Langdon Hall is also debuting a new concept for summer: a barbecue series featuring a rotating cast of notable chefs. The popular evenings are hosted around the hotel’s outdoor garden and pool space, and, what the simple white tent set-up lacks in ostentation is more than made up for by the poolside setting, a cross between a bucolic British manor pool and modern spa. Rustic, century-old grey stone walls and dark green hedgerows separate the pool area from the immense flower and vegetable gardens, lending the scene an aristocratic flare, while massive poolside planting urns, clean-lined umbrellas and modern, cushioned deck chairs keep the setting firmly in this century. Come dinner time, red picnic table cloths remind guests that barbecues are supposed to be fun, light-hearted affairs after all.

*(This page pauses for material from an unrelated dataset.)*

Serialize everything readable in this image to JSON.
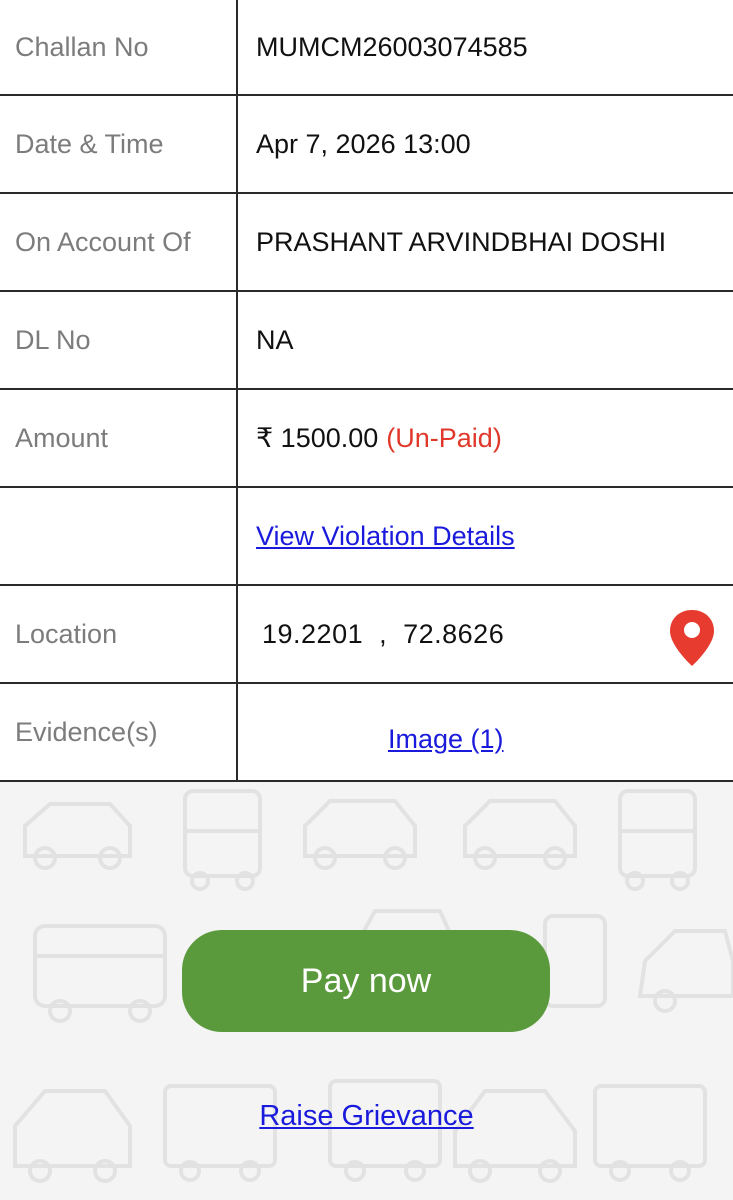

Coffee Talk While most top-flight hotels have formal lunch and dinner service down to a fine art, quick coffee and sandwich sales are usually seceded to the local Starbucks. Not so for Giovane at Vancouver’s Fairmont Pacific Rim, a trendy café and bakery concept. “We wanted to develop a contrast between the Old World-style café and the new, so Giovane has modern decor and trendy music, blended with the tradition of extraordinary coffee and handmade pastries,” says F&B director Mark Steenge.

When it came to designing what’s become an immensely popular space with Vancouver’s notoriously coffee-crazed citizenry, Fairmont turned to familiar faces at McFarlane, Green, Biggar, the firm that designed the property’s signature restaurant Oro. “The project was interesting, because it had to be designed so it didn’t feel like a hotel cafeteria, but at the same time, it does carry the sundry items of the hotel, and had to fit certain standards,” says Michelle Biggar, principal with MGB. “Our design approach is to keep things simplistic, so we reduced the number of materials used, to give it a timeless feel. I also try and keep spaces to one strong statement — in Giovane, that’s the 68-foot long millwork, walnut-veneer wall that wraps up onto the ceiling. It really draws people in.”

Attracting even more customers are huge windows that can be fully opened along Cordova St. to provide indoor and outdoor seating during the warmer months. “The restaurant is done in a very minimal palette,” says Biggar, “but features like the millwork wall and the large open windows make it modern and urban.”

At the end of the day, it’s about options. Whether it’s a poolside barbecue in the Ontario countryside, morning coffee in downtown Vancouver or a 3 a.m. plate of poutine in Toronto’s hottest new hotel, more and more properties are attracting guests and locals alike with fun and casual offerings alongside their respective signature restaurants.